The main reason for the difference was drop-outs due to NRTI toxicity. Thirteen out of 100 patients on monotherapy failed in the on-treatment analysis, and most of these (eight patients) were lost to follow-up. There were only three virological failures (two with the appearance of protease inhibitor resistance), and one regimen change for toxicity reasons. One person died, not of an HIV-related cause.
In the combination therapy arm, 22 out of 98 patients failed therapy. Five developed virological failure and protease inhibitor resistance – more than on monotherapy – and nine were lost to follow-up. The main difference was that eight dropped out due to NRTI toxicity.
However this toxicity was almost entirely due to drugs that have fallen out of favour and are now being used less. Six of the eight were taking d4T (stavudine, Zerit), and the other two ddI (didanosine, Videx).

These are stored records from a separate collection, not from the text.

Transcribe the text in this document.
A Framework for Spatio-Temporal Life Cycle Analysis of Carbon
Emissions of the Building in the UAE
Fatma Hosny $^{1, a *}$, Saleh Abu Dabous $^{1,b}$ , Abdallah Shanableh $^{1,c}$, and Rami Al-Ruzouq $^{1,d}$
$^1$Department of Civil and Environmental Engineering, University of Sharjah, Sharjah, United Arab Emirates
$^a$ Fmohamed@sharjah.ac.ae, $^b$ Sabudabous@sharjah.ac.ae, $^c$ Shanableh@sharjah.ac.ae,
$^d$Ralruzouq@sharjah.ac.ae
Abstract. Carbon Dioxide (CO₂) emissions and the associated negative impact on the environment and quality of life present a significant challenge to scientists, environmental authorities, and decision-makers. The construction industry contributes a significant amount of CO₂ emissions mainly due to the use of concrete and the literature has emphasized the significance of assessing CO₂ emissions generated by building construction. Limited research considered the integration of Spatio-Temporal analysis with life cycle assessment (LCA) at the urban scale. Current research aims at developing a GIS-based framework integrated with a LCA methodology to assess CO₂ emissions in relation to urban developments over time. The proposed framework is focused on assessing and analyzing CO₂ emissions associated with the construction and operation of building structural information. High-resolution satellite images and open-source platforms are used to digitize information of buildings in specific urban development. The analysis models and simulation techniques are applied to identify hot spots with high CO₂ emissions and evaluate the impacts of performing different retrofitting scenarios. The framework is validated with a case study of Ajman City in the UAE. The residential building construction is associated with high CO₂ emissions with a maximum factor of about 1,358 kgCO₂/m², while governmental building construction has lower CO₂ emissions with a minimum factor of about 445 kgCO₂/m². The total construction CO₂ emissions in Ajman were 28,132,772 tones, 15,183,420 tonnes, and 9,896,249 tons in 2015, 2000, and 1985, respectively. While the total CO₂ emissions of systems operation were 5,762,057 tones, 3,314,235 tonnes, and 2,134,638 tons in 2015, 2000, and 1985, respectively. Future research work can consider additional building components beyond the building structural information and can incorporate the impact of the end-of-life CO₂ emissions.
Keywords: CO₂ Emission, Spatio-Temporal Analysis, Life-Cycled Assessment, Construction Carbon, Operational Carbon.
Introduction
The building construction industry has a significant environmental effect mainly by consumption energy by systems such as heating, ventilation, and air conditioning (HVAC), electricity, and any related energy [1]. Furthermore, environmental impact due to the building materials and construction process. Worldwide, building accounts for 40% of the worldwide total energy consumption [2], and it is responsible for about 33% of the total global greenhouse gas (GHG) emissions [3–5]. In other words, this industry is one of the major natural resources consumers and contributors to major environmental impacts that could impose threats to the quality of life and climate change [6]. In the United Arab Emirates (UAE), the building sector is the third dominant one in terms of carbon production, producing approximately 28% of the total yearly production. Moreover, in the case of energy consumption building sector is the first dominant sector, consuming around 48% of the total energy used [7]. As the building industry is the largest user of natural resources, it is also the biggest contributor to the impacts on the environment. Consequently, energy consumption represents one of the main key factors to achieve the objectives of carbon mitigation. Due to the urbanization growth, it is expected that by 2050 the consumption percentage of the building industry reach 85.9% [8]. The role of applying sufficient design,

There was one case of kidney failure in someone taking ddI plus tenofovir – no longer a recommended combination. So, with less toxic NRTIs, monotherapy and combination therapy would have looked pretty much the same.
“This study supports the long-term efficacy and safety of LPV/r [lopinavir/ritonavir] monotherapy”, Arribas said. He showed a slide that indicated a somewhat higher proportion of patients on monotherapy experienced intermittent low-level HIV viremia in the blood (under 500 copies). For instance, in the first 24 weeks of the study three patients on monotherapy experienced viral load ‘blips’ (none above 200) compared with none on triple therapy. Whether this has implications for longer-term failure and resistance remains to be seen.
Flandre P et al. Prognostic failures of virological success in antiretroviral-naïve patients receiving LPV/r monotherapy in the MONARK trial. Eleventh European AIDS Conference, Madrid, abstract PS1/2, 2007.
Arribas JR et al. Lopinavir-ritonavir monotherapy versus lopinavir-ritonavir and two nucleosides for maintenance therapy of HIV. Ninety-six weeks of a randomised, open label, clinical trial (OK04 Study). Eleventh European AIDS Conference, Madrid, abstract PS3/1, 2007.